Future research must address dynamic lipid changes and tumour microenvironment interactions. Combining metabolic inhibitors with immunotherapy or chemotherapy could help overcome resistance. Personalized approaches - guided by lipidomic profiling or related protein expression levels - may optimize outcomes[15]. Despite these challenges, lipid metabolism reprogramming represents a transformative strategy for redefining PC treatment paradigms (Figure 1).

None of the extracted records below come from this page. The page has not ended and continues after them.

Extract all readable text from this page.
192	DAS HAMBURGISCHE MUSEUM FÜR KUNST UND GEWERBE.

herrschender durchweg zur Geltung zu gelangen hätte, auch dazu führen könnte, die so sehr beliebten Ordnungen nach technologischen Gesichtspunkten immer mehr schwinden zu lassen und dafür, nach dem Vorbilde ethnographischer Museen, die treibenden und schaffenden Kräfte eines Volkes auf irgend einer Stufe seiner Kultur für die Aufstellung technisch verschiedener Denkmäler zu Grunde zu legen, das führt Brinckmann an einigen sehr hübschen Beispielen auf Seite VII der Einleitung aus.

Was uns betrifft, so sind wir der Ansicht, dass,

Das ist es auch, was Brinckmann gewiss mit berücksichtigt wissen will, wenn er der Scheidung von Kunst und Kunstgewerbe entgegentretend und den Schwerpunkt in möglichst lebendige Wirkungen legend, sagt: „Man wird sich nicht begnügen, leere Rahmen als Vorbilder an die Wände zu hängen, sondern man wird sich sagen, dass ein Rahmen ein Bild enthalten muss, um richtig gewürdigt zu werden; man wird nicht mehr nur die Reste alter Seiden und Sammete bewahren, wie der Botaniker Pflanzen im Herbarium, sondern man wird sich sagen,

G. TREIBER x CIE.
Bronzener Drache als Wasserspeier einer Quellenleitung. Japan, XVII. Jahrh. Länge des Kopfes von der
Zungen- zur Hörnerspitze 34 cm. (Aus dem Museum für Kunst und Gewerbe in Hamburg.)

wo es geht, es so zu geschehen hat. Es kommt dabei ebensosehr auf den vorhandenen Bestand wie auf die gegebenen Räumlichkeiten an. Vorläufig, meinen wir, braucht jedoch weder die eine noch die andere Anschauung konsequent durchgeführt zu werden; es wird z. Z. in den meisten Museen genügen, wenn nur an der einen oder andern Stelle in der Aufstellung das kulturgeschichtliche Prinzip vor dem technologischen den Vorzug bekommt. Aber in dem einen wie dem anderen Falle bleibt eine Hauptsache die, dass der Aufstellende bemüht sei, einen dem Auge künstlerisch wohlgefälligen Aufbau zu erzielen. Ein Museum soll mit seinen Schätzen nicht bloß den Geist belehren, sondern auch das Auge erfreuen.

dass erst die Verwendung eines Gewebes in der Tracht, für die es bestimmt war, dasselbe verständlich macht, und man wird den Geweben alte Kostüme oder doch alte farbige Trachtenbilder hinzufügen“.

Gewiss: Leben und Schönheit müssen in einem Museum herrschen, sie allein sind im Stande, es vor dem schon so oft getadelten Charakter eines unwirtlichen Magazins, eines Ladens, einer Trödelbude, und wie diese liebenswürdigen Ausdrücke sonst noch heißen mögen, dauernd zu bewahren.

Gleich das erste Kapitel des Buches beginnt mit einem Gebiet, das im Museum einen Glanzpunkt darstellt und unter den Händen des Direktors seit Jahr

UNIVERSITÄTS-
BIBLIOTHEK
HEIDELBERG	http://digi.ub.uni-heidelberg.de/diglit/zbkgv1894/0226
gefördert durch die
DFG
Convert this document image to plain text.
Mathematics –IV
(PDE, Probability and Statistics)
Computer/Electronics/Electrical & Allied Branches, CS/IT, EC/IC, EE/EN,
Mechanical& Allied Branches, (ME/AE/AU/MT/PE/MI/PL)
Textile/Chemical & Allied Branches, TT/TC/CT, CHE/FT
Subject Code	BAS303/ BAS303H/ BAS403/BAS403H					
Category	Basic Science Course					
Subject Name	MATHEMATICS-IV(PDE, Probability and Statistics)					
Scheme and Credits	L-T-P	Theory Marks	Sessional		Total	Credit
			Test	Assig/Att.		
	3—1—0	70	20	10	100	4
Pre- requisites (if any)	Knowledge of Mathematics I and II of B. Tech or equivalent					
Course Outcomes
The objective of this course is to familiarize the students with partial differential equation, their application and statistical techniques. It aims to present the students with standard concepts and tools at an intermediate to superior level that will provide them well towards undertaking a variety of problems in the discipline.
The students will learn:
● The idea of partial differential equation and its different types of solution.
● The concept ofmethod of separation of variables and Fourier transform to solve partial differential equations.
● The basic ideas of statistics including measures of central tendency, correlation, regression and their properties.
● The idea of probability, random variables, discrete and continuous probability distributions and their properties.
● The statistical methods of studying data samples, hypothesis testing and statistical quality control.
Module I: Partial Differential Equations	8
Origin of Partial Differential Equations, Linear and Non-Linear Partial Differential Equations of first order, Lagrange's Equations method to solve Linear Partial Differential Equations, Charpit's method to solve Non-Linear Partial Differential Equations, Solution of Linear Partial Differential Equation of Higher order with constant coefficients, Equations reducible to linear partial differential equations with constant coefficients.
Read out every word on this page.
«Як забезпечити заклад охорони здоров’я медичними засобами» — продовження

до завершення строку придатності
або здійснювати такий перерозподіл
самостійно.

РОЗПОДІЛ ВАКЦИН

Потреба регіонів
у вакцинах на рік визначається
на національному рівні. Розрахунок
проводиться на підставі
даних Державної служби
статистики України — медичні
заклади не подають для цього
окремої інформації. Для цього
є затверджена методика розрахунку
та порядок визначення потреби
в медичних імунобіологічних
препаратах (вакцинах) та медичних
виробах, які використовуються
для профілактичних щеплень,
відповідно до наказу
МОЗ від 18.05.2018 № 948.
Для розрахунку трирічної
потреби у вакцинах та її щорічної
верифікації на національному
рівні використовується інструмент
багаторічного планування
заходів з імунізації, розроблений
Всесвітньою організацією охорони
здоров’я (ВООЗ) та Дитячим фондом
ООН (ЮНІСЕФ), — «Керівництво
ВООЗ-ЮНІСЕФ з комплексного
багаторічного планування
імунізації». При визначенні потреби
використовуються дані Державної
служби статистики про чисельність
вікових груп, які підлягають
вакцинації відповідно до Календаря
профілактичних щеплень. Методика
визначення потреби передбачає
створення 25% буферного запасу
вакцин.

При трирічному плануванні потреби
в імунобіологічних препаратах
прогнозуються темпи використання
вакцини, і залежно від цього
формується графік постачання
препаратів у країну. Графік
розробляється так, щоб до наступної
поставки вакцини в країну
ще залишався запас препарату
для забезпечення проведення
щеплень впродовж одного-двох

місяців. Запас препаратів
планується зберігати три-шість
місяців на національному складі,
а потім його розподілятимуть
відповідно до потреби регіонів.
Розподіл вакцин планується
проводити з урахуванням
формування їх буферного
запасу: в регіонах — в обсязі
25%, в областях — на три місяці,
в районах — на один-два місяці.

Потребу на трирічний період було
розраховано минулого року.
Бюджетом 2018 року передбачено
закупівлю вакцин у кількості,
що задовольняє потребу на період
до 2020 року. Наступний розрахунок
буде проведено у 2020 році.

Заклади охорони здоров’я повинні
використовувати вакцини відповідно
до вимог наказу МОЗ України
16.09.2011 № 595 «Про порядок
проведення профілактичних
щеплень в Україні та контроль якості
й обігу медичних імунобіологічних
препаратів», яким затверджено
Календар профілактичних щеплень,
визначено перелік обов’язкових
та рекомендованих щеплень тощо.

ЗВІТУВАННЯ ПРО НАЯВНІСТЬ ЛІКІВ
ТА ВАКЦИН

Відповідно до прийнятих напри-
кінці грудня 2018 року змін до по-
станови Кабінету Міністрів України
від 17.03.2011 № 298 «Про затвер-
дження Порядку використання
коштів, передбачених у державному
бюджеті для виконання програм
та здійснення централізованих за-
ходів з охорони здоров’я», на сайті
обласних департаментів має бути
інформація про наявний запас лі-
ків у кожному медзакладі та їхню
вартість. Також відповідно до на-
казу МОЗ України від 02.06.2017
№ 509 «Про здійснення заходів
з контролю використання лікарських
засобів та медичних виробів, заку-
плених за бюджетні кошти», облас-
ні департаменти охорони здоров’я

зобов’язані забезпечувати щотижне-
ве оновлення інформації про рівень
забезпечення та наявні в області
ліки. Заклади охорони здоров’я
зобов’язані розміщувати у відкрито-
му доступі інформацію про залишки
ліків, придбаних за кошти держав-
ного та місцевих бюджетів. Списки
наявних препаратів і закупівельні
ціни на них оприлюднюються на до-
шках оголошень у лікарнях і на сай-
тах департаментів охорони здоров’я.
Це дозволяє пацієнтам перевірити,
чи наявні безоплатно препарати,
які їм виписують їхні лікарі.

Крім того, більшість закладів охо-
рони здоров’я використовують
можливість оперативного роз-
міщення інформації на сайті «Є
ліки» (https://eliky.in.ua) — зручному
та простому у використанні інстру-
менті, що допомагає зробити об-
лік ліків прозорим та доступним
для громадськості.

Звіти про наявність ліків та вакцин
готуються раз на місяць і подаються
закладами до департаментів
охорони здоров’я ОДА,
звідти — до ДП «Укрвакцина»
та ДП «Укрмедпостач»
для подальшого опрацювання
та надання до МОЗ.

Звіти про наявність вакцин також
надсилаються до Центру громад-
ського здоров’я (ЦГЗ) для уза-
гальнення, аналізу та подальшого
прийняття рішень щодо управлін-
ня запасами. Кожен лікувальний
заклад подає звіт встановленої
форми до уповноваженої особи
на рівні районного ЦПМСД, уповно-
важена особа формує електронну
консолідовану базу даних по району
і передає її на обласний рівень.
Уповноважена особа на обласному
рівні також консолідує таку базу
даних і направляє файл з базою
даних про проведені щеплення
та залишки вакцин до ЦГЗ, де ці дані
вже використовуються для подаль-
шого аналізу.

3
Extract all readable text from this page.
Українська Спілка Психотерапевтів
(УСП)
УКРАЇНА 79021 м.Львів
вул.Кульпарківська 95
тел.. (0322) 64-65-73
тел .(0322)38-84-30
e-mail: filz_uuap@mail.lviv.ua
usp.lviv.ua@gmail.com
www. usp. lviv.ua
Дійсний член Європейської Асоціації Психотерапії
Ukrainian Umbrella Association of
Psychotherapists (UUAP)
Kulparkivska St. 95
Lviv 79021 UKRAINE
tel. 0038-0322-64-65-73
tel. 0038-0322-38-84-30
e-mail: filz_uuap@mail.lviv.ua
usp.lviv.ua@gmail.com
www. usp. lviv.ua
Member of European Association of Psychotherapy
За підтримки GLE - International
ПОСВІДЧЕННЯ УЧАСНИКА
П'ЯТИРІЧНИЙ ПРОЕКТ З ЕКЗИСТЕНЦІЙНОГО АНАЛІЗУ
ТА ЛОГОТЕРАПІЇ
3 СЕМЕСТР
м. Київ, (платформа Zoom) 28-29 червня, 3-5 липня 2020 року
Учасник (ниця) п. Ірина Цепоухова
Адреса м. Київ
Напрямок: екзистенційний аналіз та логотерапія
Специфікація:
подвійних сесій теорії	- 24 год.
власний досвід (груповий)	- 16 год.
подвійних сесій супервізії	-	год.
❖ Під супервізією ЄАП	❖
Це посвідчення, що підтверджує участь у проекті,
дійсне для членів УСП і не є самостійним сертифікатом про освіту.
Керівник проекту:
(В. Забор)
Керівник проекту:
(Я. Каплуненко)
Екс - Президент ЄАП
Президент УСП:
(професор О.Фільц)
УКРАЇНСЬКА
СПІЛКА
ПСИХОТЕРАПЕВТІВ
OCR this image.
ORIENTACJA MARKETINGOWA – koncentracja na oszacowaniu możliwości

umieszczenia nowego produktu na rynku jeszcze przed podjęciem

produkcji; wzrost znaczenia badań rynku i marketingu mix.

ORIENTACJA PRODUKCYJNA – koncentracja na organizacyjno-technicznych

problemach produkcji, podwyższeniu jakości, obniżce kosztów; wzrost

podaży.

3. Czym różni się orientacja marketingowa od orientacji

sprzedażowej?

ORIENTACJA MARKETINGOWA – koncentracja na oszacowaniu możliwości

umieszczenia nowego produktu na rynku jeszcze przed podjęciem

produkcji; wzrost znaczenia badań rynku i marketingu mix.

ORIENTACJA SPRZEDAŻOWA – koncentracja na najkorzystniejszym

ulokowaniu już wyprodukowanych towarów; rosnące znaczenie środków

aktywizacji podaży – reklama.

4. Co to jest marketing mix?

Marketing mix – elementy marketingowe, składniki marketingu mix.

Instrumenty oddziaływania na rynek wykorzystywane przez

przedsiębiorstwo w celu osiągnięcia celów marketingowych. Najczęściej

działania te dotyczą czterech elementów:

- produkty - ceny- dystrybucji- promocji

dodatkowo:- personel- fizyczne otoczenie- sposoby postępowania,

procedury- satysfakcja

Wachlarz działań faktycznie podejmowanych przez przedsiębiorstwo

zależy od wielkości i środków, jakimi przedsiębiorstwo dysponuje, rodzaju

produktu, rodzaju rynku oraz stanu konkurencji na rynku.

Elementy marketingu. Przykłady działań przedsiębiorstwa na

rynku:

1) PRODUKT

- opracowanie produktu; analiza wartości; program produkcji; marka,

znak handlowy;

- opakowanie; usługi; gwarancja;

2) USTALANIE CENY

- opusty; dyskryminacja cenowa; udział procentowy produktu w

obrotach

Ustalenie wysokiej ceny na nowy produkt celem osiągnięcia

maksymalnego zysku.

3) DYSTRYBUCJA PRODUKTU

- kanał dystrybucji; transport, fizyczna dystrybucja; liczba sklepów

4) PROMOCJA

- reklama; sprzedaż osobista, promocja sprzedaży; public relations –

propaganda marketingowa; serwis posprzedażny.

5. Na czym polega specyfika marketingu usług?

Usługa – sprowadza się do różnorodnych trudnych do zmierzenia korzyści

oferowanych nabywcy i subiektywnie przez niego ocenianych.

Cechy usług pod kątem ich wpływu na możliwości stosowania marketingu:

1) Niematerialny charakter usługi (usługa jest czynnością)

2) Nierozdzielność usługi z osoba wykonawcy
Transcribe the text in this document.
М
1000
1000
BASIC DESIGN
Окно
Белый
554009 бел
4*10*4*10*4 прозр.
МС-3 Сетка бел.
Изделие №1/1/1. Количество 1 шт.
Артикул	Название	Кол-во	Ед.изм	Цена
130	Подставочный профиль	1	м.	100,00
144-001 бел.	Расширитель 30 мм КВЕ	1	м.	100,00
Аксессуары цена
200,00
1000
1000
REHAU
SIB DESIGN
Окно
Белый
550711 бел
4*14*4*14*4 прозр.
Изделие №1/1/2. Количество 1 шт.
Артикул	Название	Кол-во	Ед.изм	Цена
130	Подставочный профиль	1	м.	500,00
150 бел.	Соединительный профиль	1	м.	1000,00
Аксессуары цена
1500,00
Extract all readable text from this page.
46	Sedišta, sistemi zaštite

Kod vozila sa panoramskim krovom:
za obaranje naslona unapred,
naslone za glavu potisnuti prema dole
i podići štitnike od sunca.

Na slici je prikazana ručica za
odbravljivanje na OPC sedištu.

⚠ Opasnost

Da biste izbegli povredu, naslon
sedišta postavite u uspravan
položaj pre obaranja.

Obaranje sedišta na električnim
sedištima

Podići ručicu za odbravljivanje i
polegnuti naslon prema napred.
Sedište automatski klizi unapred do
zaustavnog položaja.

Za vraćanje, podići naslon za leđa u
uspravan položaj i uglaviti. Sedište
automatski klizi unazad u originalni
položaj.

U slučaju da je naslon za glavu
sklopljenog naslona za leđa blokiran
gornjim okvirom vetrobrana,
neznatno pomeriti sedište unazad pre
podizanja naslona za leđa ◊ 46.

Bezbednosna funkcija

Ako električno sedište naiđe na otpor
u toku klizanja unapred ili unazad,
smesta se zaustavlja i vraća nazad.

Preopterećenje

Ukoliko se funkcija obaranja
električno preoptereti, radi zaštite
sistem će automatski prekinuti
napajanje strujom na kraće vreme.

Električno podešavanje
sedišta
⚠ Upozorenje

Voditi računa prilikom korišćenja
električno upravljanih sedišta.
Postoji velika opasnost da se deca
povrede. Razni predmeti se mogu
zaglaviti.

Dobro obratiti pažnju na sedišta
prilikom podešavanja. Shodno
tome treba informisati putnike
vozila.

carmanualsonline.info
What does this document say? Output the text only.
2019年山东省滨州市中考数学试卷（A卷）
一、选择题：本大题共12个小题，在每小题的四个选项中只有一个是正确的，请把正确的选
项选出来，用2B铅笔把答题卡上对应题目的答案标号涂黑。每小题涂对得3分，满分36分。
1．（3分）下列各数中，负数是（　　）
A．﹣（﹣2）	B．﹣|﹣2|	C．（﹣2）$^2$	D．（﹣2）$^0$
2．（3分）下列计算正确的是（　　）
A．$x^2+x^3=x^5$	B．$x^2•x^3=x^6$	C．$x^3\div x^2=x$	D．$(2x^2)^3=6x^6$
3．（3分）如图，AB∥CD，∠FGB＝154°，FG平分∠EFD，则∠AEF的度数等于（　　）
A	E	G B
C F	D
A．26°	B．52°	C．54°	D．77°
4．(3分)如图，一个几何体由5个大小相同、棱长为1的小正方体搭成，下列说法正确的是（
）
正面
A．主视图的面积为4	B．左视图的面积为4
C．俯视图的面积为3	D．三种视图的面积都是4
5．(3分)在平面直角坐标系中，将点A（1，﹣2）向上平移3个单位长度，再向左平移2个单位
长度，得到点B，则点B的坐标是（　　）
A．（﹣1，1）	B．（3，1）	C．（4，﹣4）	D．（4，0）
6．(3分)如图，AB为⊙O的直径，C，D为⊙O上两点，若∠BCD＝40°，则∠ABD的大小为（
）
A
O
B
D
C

Figure 1 Schematic overview of lipid metabolism reprogramming and its therapeutic targeting in pancreatic cancer. This figure summarizes the key concepts of the manuscript, illustrating the six interconnected components: The four hallmark alterations in lipid metabolism, their multifaceted roles in inducing tumor progression and immunosuppression, and the emerging strategies for targeted therapy. FAO: Fatty acid oxidation; FASN: Fatty acid synthase; ACC: Acetyl-CoA carboxylase; LDLR: Low-density lipoprotein receptor; HMGCR: 3-hydroxy-3-methylglutaryl-CoA reductase; PC: Pancreatic cancer; DL-C: Low-density lipoprotein cholesterol; MDSCs: Myeloid-derived suppressor cells; STAT3: Signal transducer and activator of transcription 3; NF-κB: Nuclear factor kappa B; EGCG: Epigallocatechin gallate; HMGCR:3-hydroxy-3-methylglutaryl-CoA reductase; PPIs: Proton pump inhibitors; SCD: Stearoyl-CoA desaturase.